I'm failing as a step-father

Tressa,

Just suffice it say, from this thread, and the many prior threads, this little 'parenting' tiff is the least of this couples problems.
 
Am I the only one that thinks this guy plays the victim?
 

I'm sorry - What does "playing the victim" mean?
 
DaffyGoof said:
It sounds like 2 five-year-olds raising a 5-year-old to me. Grow the he11 up. ::shaking my head::

Do you have any kids? Any step-kids? Come from divorced parents?

I'm not perfect. I've got my issues. My wife's got her issues. Parenting isn't as easy as changing a dirty diaper. Marriage isn't always as easy as sitting down at dinner and talking about your day. And not all of us have lived perfectly happy lives. We just do the best we can.

My own fault obviously for starting this thread. And for those with the kind hearts that have tried to help and been so nice (you know who you are), this isn't directed AT ALL to you. But if I were browsing a thread like this, and all I had was something nasty to say, I'd keep my mouth shut.

And I'm glad that's the type of person I am.
 
For those of you who have been kind enough and aren't just looking at someone to make yourself feel better, here's what happened:

I went home last night with a dozen roses for my wife. I apologized for my immature behavior. She did the same. We talked about the issues we have and what we can do to solve them. It was tough, but good. Took some time, but realized, we love and care for each other more than anything else in the world. We both have much stress coming from work, her ex, my family. But in the end, we're no different (better off in fact) than many other people in our situation.

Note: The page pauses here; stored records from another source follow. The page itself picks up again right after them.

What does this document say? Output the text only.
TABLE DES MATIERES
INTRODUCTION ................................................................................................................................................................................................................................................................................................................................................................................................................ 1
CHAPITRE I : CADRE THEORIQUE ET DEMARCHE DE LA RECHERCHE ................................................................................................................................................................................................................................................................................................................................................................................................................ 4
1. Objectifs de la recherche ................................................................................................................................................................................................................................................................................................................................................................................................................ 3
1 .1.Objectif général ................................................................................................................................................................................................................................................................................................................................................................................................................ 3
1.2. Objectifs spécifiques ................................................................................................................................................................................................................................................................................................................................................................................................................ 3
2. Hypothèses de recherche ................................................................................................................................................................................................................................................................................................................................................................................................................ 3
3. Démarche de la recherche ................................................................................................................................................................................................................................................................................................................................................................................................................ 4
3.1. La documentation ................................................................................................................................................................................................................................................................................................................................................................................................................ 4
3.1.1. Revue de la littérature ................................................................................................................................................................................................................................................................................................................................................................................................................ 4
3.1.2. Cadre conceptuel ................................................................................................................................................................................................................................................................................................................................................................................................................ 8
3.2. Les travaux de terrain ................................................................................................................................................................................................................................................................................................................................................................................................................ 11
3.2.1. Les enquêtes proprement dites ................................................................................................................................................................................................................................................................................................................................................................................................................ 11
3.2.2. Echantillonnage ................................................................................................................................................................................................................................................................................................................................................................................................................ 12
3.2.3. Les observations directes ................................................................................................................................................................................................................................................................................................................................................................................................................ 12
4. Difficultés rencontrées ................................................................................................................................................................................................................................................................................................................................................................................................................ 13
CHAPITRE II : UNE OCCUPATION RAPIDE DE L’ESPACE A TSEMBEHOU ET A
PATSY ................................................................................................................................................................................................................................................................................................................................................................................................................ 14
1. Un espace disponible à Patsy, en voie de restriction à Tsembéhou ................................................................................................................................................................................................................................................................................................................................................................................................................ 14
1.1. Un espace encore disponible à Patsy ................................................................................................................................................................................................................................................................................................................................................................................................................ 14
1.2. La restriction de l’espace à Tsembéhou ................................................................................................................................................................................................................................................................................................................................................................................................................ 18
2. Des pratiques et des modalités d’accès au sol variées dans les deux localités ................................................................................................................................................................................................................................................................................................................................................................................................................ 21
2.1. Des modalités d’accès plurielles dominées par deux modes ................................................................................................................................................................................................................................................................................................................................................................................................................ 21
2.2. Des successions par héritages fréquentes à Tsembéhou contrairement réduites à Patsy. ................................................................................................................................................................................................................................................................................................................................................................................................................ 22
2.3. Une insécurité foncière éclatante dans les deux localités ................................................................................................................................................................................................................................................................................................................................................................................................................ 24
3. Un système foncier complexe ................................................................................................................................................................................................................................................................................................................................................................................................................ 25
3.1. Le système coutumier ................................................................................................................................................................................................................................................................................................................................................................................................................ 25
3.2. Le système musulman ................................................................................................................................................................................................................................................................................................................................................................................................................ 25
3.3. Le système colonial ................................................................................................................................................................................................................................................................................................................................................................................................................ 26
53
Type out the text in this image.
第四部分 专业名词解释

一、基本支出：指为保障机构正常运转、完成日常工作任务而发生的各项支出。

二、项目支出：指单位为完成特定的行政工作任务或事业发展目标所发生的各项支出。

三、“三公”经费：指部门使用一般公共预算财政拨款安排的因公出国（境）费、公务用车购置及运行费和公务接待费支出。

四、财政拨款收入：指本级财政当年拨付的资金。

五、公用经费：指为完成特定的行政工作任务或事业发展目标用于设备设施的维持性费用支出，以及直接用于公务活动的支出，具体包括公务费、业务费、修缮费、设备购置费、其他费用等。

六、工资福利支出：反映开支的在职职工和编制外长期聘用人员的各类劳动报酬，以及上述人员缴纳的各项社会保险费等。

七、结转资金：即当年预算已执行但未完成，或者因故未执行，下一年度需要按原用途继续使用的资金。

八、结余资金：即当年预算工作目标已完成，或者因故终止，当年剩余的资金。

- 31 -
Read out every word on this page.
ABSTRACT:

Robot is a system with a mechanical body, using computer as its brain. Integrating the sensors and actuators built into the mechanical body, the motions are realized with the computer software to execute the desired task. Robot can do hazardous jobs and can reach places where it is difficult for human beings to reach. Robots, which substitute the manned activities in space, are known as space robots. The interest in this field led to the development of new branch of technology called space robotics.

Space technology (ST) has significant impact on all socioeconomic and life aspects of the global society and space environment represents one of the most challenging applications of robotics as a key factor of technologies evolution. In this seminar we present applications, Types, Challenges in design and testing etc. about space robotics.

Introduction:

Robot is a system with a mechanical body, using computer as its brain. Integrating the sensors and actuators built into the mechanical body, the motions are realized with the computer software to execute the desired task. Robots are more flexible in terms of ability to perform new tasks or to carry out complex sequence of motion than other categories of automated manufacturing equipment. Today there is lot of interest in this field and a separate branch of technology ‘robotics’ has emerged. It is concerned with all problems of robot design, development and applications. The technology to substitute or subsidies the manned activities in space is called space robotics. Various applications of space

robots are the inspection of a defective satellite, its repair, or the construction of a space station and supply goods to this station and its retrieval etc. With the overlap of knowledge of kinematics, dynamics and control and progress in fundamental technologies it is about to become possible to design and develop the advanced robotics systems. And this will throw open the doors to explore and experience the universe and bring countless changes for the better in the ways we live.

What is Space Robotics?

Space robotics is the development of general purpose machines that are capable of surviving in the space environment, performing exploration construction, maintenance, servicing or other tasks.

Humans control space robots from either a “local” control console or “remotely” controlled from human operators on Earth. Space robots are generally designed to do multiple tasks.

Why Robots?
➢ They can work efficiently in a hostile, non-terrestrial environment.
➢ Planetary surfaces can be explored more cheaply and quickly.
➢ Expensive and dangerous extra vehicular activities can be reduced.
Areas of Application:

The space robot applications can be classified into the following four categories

We agreed to both grow up and do our best. That's all we can do.
 
boomhauer said:
I went home last night with a dozen roses for my wife. I apologized for my immature behavior. She did the same. We talked about the issues we have and what we can do to solve them. It was tough, but good. Took some time, but realized, we love and care for each other more than anything else in the world. We both have much stress coming from work, her ex, my family. But in the end, we're no different (better off in fact) than many other people in our situation.
This is a good start. The roses were a great way to help to disolve the wall that was created the night before. But I also think you need to get into family counseling to get on the same page about raising your step-son, how to fight more effectively, how do deal with outside pressure (ie the ex and work) and how to communicate better. Any marriage that does not involve abuse is a able to become a great marriage, but may require an outsider to point the marriage in the right direction.
 
I'm glad you were able to talk Boomhauer. It's a really great start to what you both know you have to do. (good job on the flowers btw :thumbsup2 )
 
good luck ( seriously )
i hope you have a good time on your trip and that things will get better for you and your family
 
smilie said:
I'm glad you were able to talk Boomhauer. It's a really great start to what you both know you have to do. (good job on the flowers btw :thumbsup2 )

I also overdid it a bit with a big red "I Love You" balloon.

That's OK. My step-son enjoyed that.
 
boomhauer said:
I also overdid it a bit with a big red "I Love You" balloon.

That's OK. My step-son enjoyed that.

Ahh, but didn't you really mean to give it to him??!!!
Have a great trip, and look into counseling when you get home. It really does help to have an impartial viewpoint. I know it helped us...of course it made it easier when the counselor agreed with me most of the time!!!
 
I'm so happy that things are better this morning!

Both parenting and marriage are hard and there is no one perfect answer any issue that may come up in either.
 
Good to hear that things are settling down and cooler heads are now talking to each other!

Have a good time at WDW - which I am sure you will now that things are better at home.
 
I am happy that you guys are talking again. Having good communication is not always easy, but it is one of the best things you can have.

Nobody is perfect, we all have flaws. We should all try to remember that before judging other people.

I hope you have a great time! Don't forget to bring her something special from your trip.

Jess
 
Be sure you know the difference between making things last longer and actually solving the problem. There is a difference.
 
TigerBear said:
I'm glad y'all talked last night. I just bought a marriage book this week that seems really on target. You might want to take a look at it - it get's very good reviews on Amazon.

The Seven Principles for Making Marriage Work by John Gottman, Ph.D.

http://www.amazon.com/gp/product/0609805797/qid=1138377225/sr=8-1/ref=pd_bbs_1/104-7340074-4867108?n=507846&s=books&v=glance

Best of luck to you!
That is a really good book in general. A bit "fluffy" for what I enjoy reading, but I really respect him as an author and a researcher. I read that book as extra credit during one of my studies and found a LOT of good in it!

Good luck to y'all! I really think y'all still need joint counceling. I think you two need to get on the same page with parenting for starters. I am glad you didn't throw in the towel though. Enjoy the trip too.